Portrait d’une metteure en scène qui questionne la place des Noires dans la société française et appelle à un renouveau du théâtre hexagonal.

Une couronne de plumes jaunes sur la tête qui n’est pas sans rappeler la ceinture de bananes de Joséphine Baker, Eva Doumbia s’affaire derrière les fourneaux. Casseroles, autocuiseur pour riz, boîtes d’épices… et, étalés sur un pagne sur le devant du plateau, des tomates et des bananes. Un musicien l’accompagne. Il s’agit de Lionel Elian, son compagnon, qui, lorsque sa mère lui demande ce qu’Eva Doumbia mange avant de la recevoir, répond tout de go : « Des bananes. » « En fait, elle voulait savoir si je mangeais du porc », raconte la metteure en scène née en 1968 d’une mère normande et d’un père malinké.

A partir de son histoire familiale et de sa position de femme perçue avant tout comme noire dans la société française, Eva Doumbia interroge avec intelligence et perspicacité les rapports raciaux nés de l’histoire française esclavagiste et coloniale, en utilisant un médium original : les aliments. Comment se fait-il qu’il n’y a pas si longtemps encore (en octobre 2013), l’on jetait à la figure d’une garde des sceaux de la République française, Christiane Taubira, une banane en la traitant de guenon ? Parce qu’une idéologie raciste toujours bien vivace compare les Noirs à des singes, lesquels, contrairement à une idée répandue, ne mangent pas de bananes dans la nature…

« Interroger les formes modernes d’esclavage »

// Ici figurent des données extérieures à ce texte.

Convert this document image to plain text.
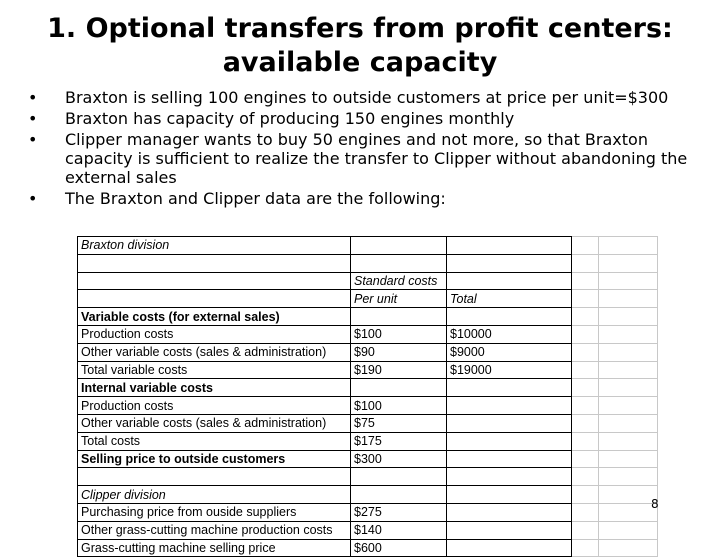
1. Optional transfers from profit centers:
available capacity
• Braxton is selling 100 engines to outside customers at price per unit=$300
• Braxton has capacity of producing 150 engines monthly
• Clipper manager wants to buy 50 engines and not more, so that Braxton capacity is sufficient to realize the transfer to Clipper without abandoning the external sales
• The Braxton and Clipper data are the following:
Braxton division				

	Standard costs			
	Per unit	Total		
Variable costs (for external sales)				
Production costs	$100	$10000		
Other variable costs (sales & administration)	$90	$9000		
Total variable costs	$190	$19000		
Internal variable costs				
Production costs	$100			
Other variable costs (sales & administration)	$75			
Total costs	$175			
Selling price to outside customers	$300			

Clipper division				
Purchasing price from ouside suppliers	$275			
Other grass-cutting machine production costs	$140			
Grass-cutting machine selling price	$600			
8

La performance Moi et mes grandes histoires de bananes, riz, tomates, présentée à la Chapelle du Verbe incarné le 20 juillet à Avignon, dans le cadre du Off de l’un des plus importants festivals de théâtre au monde, retrace la généalogie de ces aliments assimilés dans notre imaginaire à l’Afrique et qui, pourtant, ne sont venus que tardivement dans la cuisine et l’agriculture africaines : la banane, le riz, la tomate, le cacao, nombre d’épices, etc. Des aliments qui témoignent d’une très longue histoire mondiale de l’Afrique et, pour certains d’entre eux, d’une histoire singulière, celle du commerce triangulaire. « L’on a déporté des hommes et des femmes d’Afrique, les a réduits eux et leurs enfants en esclavage pour que dans les cours européennes l’on puisse boire un bon chocolat chaud sucré. Tout ça pour ça ? », interroge Eva Doumbia sans chercher à culpabiliser les consommateurs d’un cacao produit en Côte d’Ivoire dans des conditions totalement inéquitables.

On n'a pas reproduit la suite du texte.